Friday, February 19, 2010

Back with Another Book Rant

It irks me that I can't finish a novel (that I'm writing) because I really seem to know what I'm doing when it comes to picking apart stylistic problems with novels I'm reading.

Today's exhibit:
The Last Kingdom by Bernard Cornwell

I read an article the author wrote concerning his research on the Battle of Agincourt, thought he was engaging and well-researched and went to find his books. Lo, Mr. Cornwell had written this book about King Alfred (the Great), champion of literacy and bane of the Danish invasion...founder of England as we know it in a great many ways. I've read lots of historical fiction set in England, but most of it is 13th-16th century, and I was all about reading Danish conflict. Some of my favorite days in England were spent learning about the places the Danes had set up shop. (Yay York!) I was also really interested in how one goes about telling the story of this great English king from the POV of an English boy, taken as a slave by the Danes, who is then trained as a Danish warrior to go a-Viking. Really? What fascinating angle, so I gravitated towards this early history, rather than the book about the Battle of Agincourt, or Cornwell's retelling of the Arthur story.

And aaaaagh....Cornwell, while well-researched, has fallen into the biggest fricken' pit trap of first-person story telling there is. His narrator relays events like a person might relay their day. "Well, I got up and dressed in my [historically accurate and detailed] battle garb. We all boarded the long ship. It was [historically accurate description of the way a ship is built and how fierce all the Vikings looked]. While afloat, the old, blind scald told Odin's battle stories. They were quite inspiring. The battle was grim and bloody and people's guts were everywhere, but the battle rage came upon me and no one could stand. My leader rewarded me by giving me another arm band. I was growing quite wealthy. [Description of the use of metal jewelry as currency.]..., & c."

He even runs aground on my biggest pet peeve: "It was then I first saw [the man who would be King Alfred, the first woman I would love, this guy who I think is suspicious and weaselly, but with whom no one else takes issue until he tries to kill me..."] Oh for fuck's sake! Give us some build up.

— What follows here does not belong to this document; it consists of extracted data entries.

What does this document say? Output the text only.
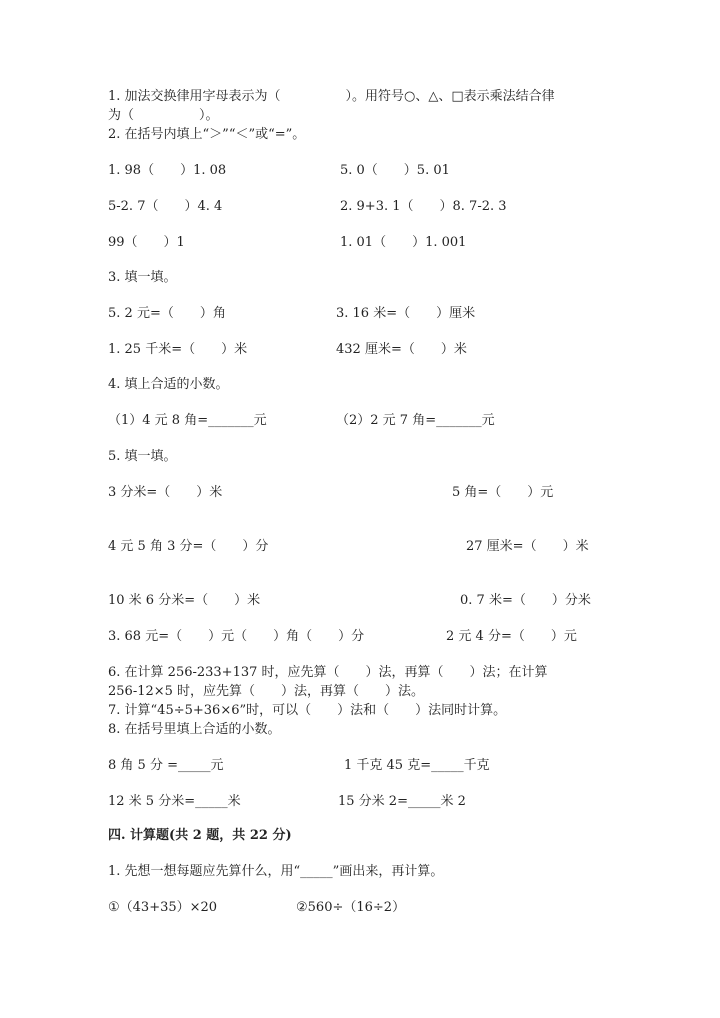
1. 加法交换律用字母表示为（　　　　　）。用符号○、△、□表示乘法结合律
为（　　　　　）。
2. 在括号内填上“＞”“＜”或“=”。
1. 98（　　）1. 08	5. 0（　　）5. 01
5-2. 7（　　）4. 4	2. 9+3. 1（　　）8. 7-2. 3
99（　　）1	1. 01（　　）1. 001
3. 填一填。
5. 2 元=（　　）角	3. 16 米=（　　）厘米
1. 25 千米=（　　）米	432 厘米=（　　）米
4. 填上合适的小数。
（1）4 元 8 角=_______元	（2）2 元 7 角=_______元
5. 填一填。
3 分米=（　　）米	5 角=（　　）元
4 元 5 角 3 分=（　　）分	27 厘米=（　　）米
10 米 6 分米=（　　）米	0. 7 米=（　　）分米
3. 68 元=（　　）元（　　）角（　　）分	2 元 4 分=（　　）元
6. 在计算 256-233+137 时，应先算（　　）法，再算（　　）法；在计算
256-12×5 时，应先算（　　）法，再算（　　）法。
7. 计算“45÷5+36×6”时，可以（　　）法和（　　）法同时计算。
8. 在括号里填上合适的小数。
8 角 5 分 =_____元	1 千克 45 克=_____千克
12 米 5 分米=_____米	15 分米 2=_____米 2
四. 计算题(共 2 题，共 22 分)
1. 先想一想每题应先算什么，用“_____”画出来，再计算。
①（43+35）×20	②560÷（16÷2）
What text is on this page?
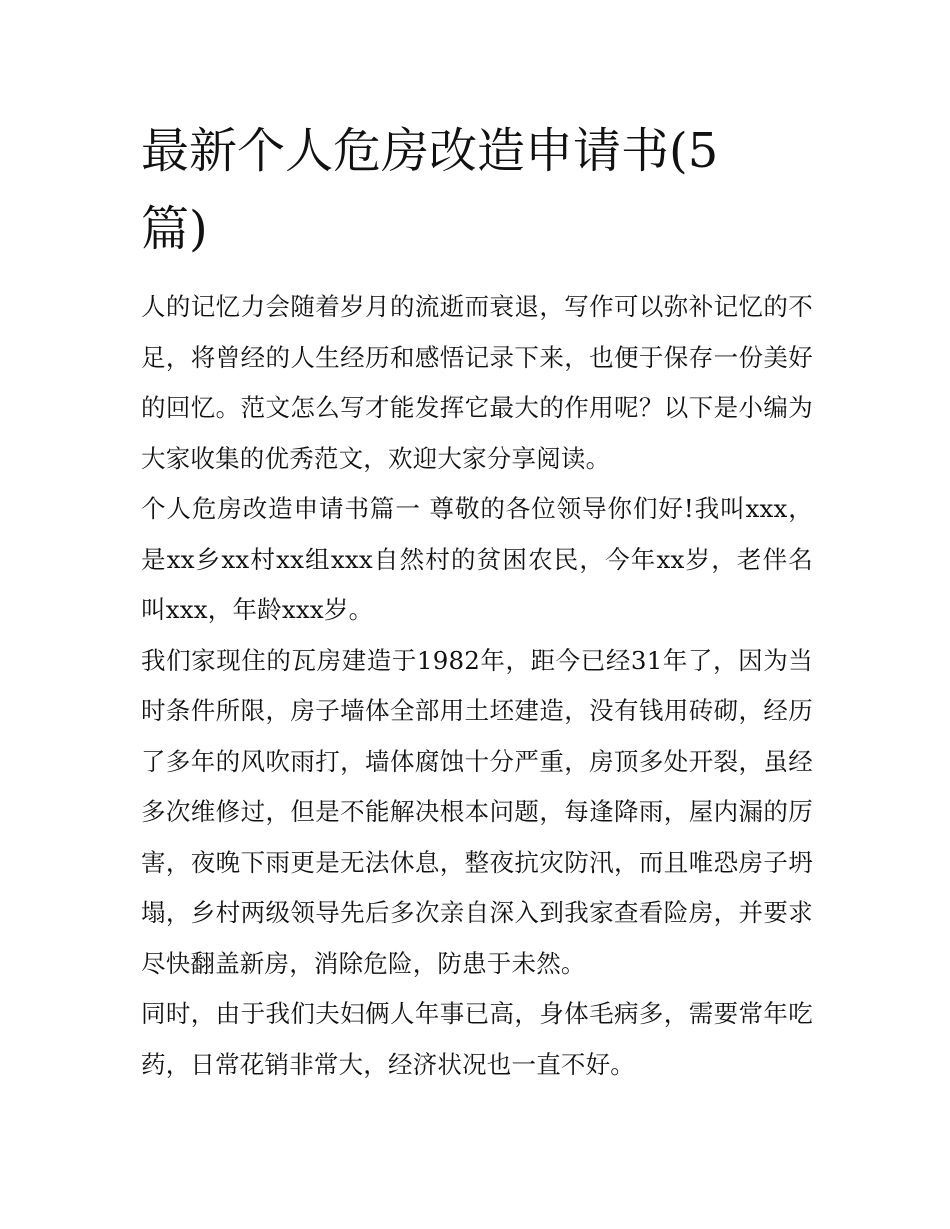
最新个人危房改造申请书(5篇)

人的记忆力会随着岁月的流逝而衰退，写作可以弥补记忆的不足，将曾经的人生经历和感悟记录下来，也便于保存一份美好的回忆。范文怎么写才能发挥它最大的作用呢？以下是小编为大家收集的优秀范文，欢迎大家分享阅读。

个人危房改造申请书篇一 尊敬的各位领导你们好!我叫xxx，是xx乡xx村xx组xxx自然村的贫困农民，今年xx岁，老伴名叫xxx，年龄xxx岁。

我们家现住的瓦房建造于1982年，距今已经31年了，因为当时条件所限，房子墙体全部用土坯建造，没有钱用砖砌，经历了多年的风吹雨打，墙体腐蚀十分严重，房顶多处开裂，虽经多次维修过，但是不能解决根本问题，每逢降雨，屋内漏的厉害，夜晚下雨更是无法休息，整夜抗灾防汛，而且唯恐房子坍塌，乡村两级领导先后多次亲自深入到我家查看险房，并要求尽快翻盖新房，消除危险，防患于未然。

同时，由于我们夫妇俩人年事已高，身体毛病多，需要常年吃药，日常花销非常大，经济状况也一直不好。
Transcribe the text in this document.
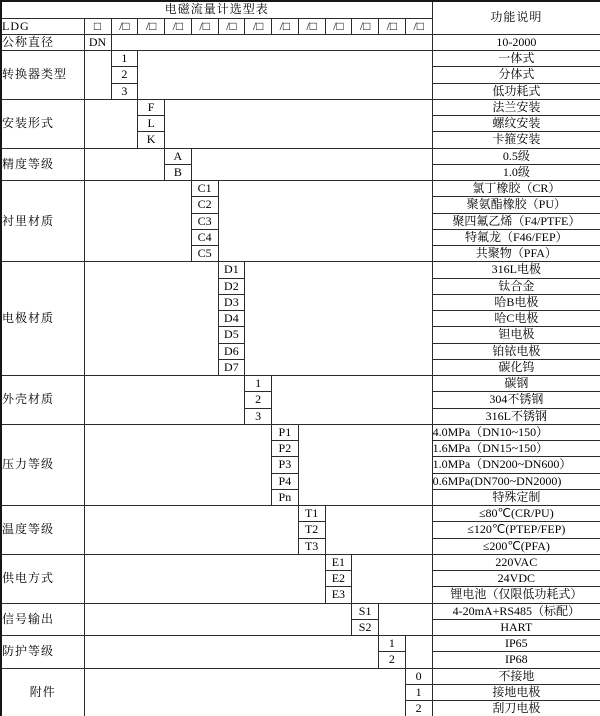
电磁流量计选型表														功能说明
LDG	□	/□	/□	/□	/□	/□	/□	/□	/□	/□	/□	/□	/□	
公称直径	DN													10-2000
转换器类型		1												一体式
		2												分体式
		3												低功耗式
安装形式			F											法兰安装
			L											螺纹安装
			K											卡箍安装
精度等级				A										0.5级
				B										1.0级
衬里材质					C1									氯丁橡胶（CR）
					C2									聚氨酯橡胶（PU）
					C3									聚四氟乙烯（F4/PTFE）
					C4									特氟龙（F46/FEP）
					C5									共聚物（PFA）
电极材质						D1								316L电极
						D2								钛合金
						D3								哈B电极
						D4								哈C电极
						D5								钽电极
						D6								铂铱电极
						D7								碳化钨
外壳材质							1							碳钢
							2							304不锈钢
							3							316L不锈钢
压力等级								P1						4.0MPa（DN10~150）
								P2						1.6MPa（DN15~150）
								P3						1.0MPa（DN200~DN600）
								P4						0.6MPa(DN700~DN2000)
								Pn						特殊定制
温度等级									T1					≤80℃(CR/PU)
									T2					≤120℃(PTEP/FEP)
									T3					≤200℃(PFA)
供电方式										E1				220VAC
										E2				24VDC
										E3				锂电池（仅限低功耗式）
信号输出											S1			4-20mA+RS485（标配）
											S2			HART
防护等级												1		IP65
												2		IP68
附件													0	不接地
													1	接地电极
													2	刮刀电极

And it's not like this guy can't create character and dialogue. I read too quickly through the places where he pauses to actually flesh out an interaction. He wrote a really brilliant scene of the young narrator, while still a slave boy, saving the war leader's daughter from a pack of other young boys. (This was a game of war and plunder that went a little too far.) There was suspense and character, and the punishments and rewards that followed did well to illustrate the way Cornwell researched systems of justice and allegiance that may have been in use at the time.
It advanced the plot of the narrator's move up the social ladder among his adopted people. It gave some character development, AND it fleshed out the cultural setting.

There is lamentably little of this, and I'm finding it really difficult to get through this book. I still am very curious about how this is going to become Alfred's story, and the way it is narrated indicates that it will make the shift sometime. However, it might be a miracle if I get there.

So let it be said, even if you are writing a first person narrative, you must still make it detailed. You cannot get away with info-dumping your way through a novel. We will appreciate your researching efforts so much more if try a little harder to show us the action. I want to feel squicked and nervous while reading a battle scene. I want to feel elated when the main characters make it through. I want to be amused by the budding relationship between the saucy new slave girl and the narrator. I want to slowly become suspicious of the man sent to kill the main character, and be either triumphant that I figured it out before the rest of the characters or startled by the treachery right along with them.

...and in a minor, unrelated complaint, I kind of want Danes that don't read like Beowulf caricatures. I understand that most of the Danes I'm reading about are the advance fighting/colonizing force, and that the Dane Next Door has yet to arrive in England, but come on! I bet they weren't all ready to feast on the flesh of their enemies and laugh in the face of danger at the drop of a hat. Facing farmers and unfortunate conscripts or not, you could still die with a pitchfork or an eel spear through your gut all slow and rotty...ew.

On that positive note, I think I'm done.